I do not fear marriage I just dont like what society has done with it. Its a twisted perversion of what it was meant to be....
I dont in any way fear it.. I just dont like what it has become.
If you fear something like this...
as in a real fear.... as someone who is afraid of snakes or heights, and its causing you
pain/ anxiety/ nightmares and all that
( think about if its fear you have or disinterest )
if its fear... then you might need some therapy/ counseling.
Its not normal to have a response to something like marriage where it brings you anxiety and pain. It implies something like you feel you have no control over it...
as nobody can "make" you get married....
so your adversion to it is based on some irrational fear.
Nobody said if you marry you have to buy a house or get mortgage either.....
so...
this is something you have some issues with and should seek professional help.

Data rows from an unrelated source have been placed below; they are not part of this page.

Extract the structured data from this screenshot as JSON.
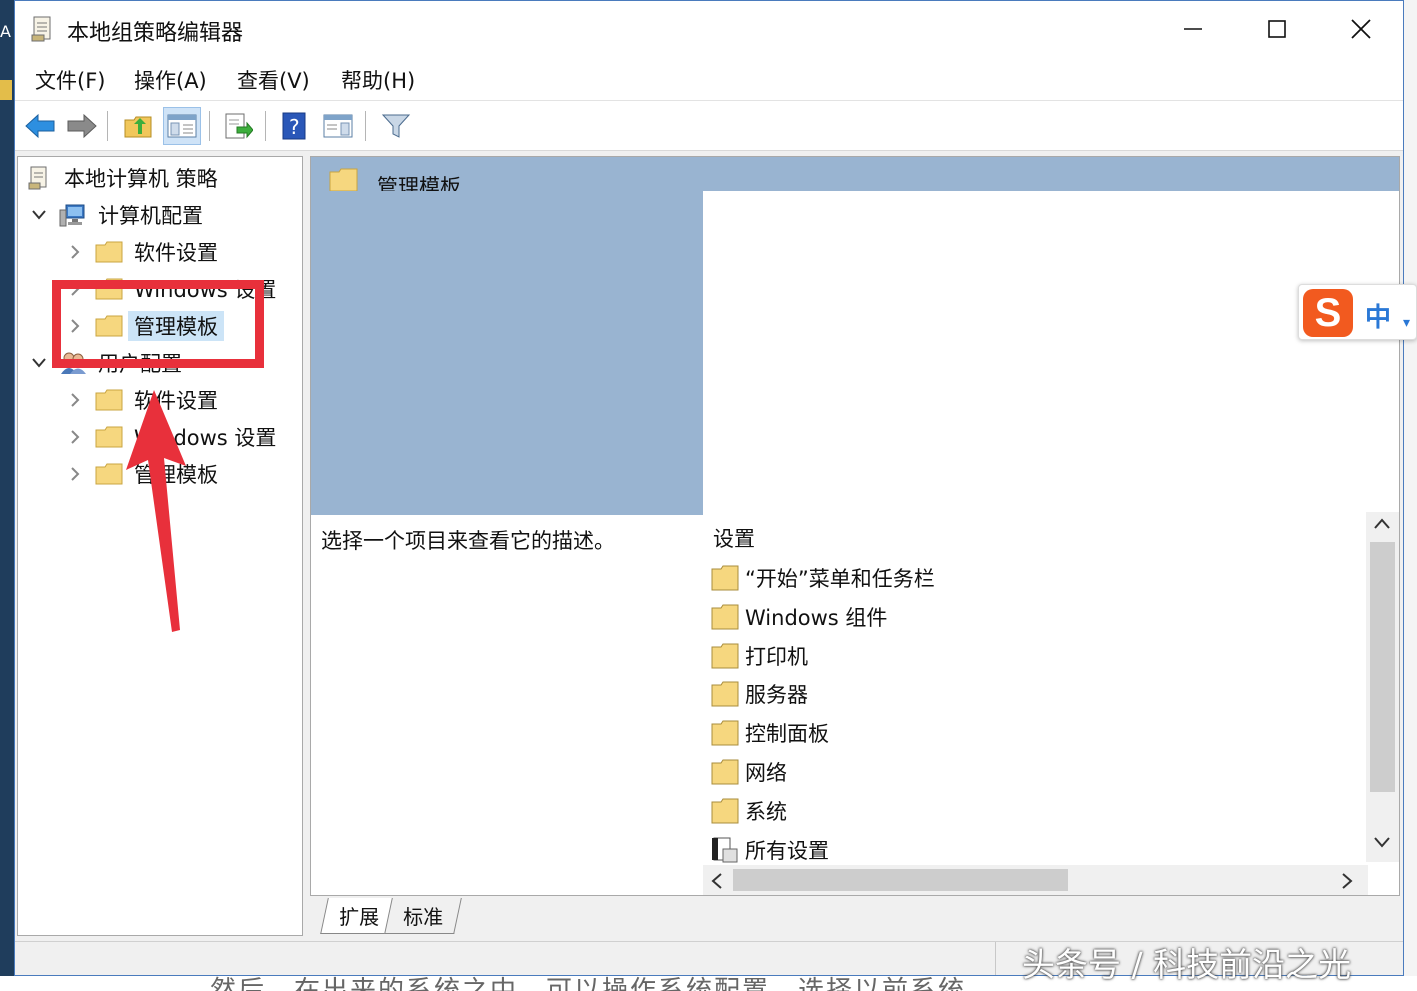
{
  "window": {
    "title": "本地组策略编辑器"
  },
  "menu": {
    "file": "文件(F)",
    "action": "操作(A)",
    "view": "查看(V)",
    "help": "帮助(H)"
  },
  "tree": {
    "root": "本地计算机 策略",
    "computer_config": "计算机配置",
    "cc_software": "软件设置",
    "cc_windows": "Windows 设置",
    "cc_admin": "管理模板",
    "user_config": "用户配置",
    "uc_software": "软件设置",
    "uc_windows": "Windows 设置",
    "uc_admin": "管理模板"
  },
  "right": {
    "header_title": "管理模板",
    "description": "选择一个项目来查看它的描述。",
    "list_header": "设置",
    "items": [
      "“开始”菜单和任务栏",
      "Windows 组件",
      "打印机",
      "服务器",
      "控制面板",
      "网络",
      "系统",
      "所有设置"
    ]
  },
  "tabs": {
    "expanded": "扩展",
    "standard": "标准"
  },
  "overlay": {
    "ime_lang": "中",
    "ime_logo": "S",
    "watermark": "头条号 / 科技前沿之光"
  },
  "background": {
    "left_letter": "A",
    "bottom_text": "然后，在出来的系统之中，可以操作系统配置，选择以前系统"
  },
  "colors": {
    "selection_header": "#99b4d1",
    "highlight": "#e8303b",
    "tree_selected": "#cce4f7",
    "ime_brand": "#f25a1f"
  }
}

I have no fear of marriage..... nobody can make me get married..... I just choose not to go along with the crowd and take it so lightly as many people do... who trade spouses like they do cars.
There is a difference between fear of something and just no interest.
Fearing something is never right.... and fear of marriage sounds pretty irrational to me.
Do you also fear responsibility, critisism, having to go out of your way?
Think about what it is you fear...
loss of money? LOL....
I dont think its marriage you fear at all.... its maybe being accountable or some aspect of being a partner....



 gogogidget

Joined: 1/11/2006
Msg: 21
The M Word
Posted: 3/6/2006 11:19:21 PM
excellent wordplay...but you are here,at a dating site, to Meet Someone? Some ladies would like marriage in their future...maybe you are at the wrong site? Negativity abounds but doesn't get a DATE here...
 Ementat

Joined: 2/20/2006
Msg: 22
The M Word
Posted: 3/6/2006 11:40:01 PM
truthfully alot of people get married for many reasons. And looking at the divorce statistics, probibly for the wrong reasons. That fact is I find it unpleasant to be forced into the company of anyone because of a ring, a piece of paper, and a priest. It is much better to be in the company of your S/O for as only as long as you want to be. Marrage does not allow for that. And besides you don't need the ring, the priest, and the paper, to be in a lifelong comitment anyways.
 carrie bradshaw

Joined: 2/21/2006
Msg: 23
The M Word
Posted: 3/7/2006 2:02:19 AM
Magic;
If you do decide to get married I have wedding dresses in my closet your gal can choose from.
I have cancelled more than one wedding.
 OnTheBus

Joined: 9/12/2004
Msg: 24
The M Word
Posted: 3/7/2006 5:40:59 AM
why do you need to worry about the M word. All you really need is the L word
 delytful

Joined: 11/8/2005
Msg: 25
The M Word
Posted: 3/7/2006 7:52:07 AM
I remember a thread discussing WHY people feel the need to be married instead of living together. About the only real reason I could find in the thread was being eligible for the spouse's medical benefits.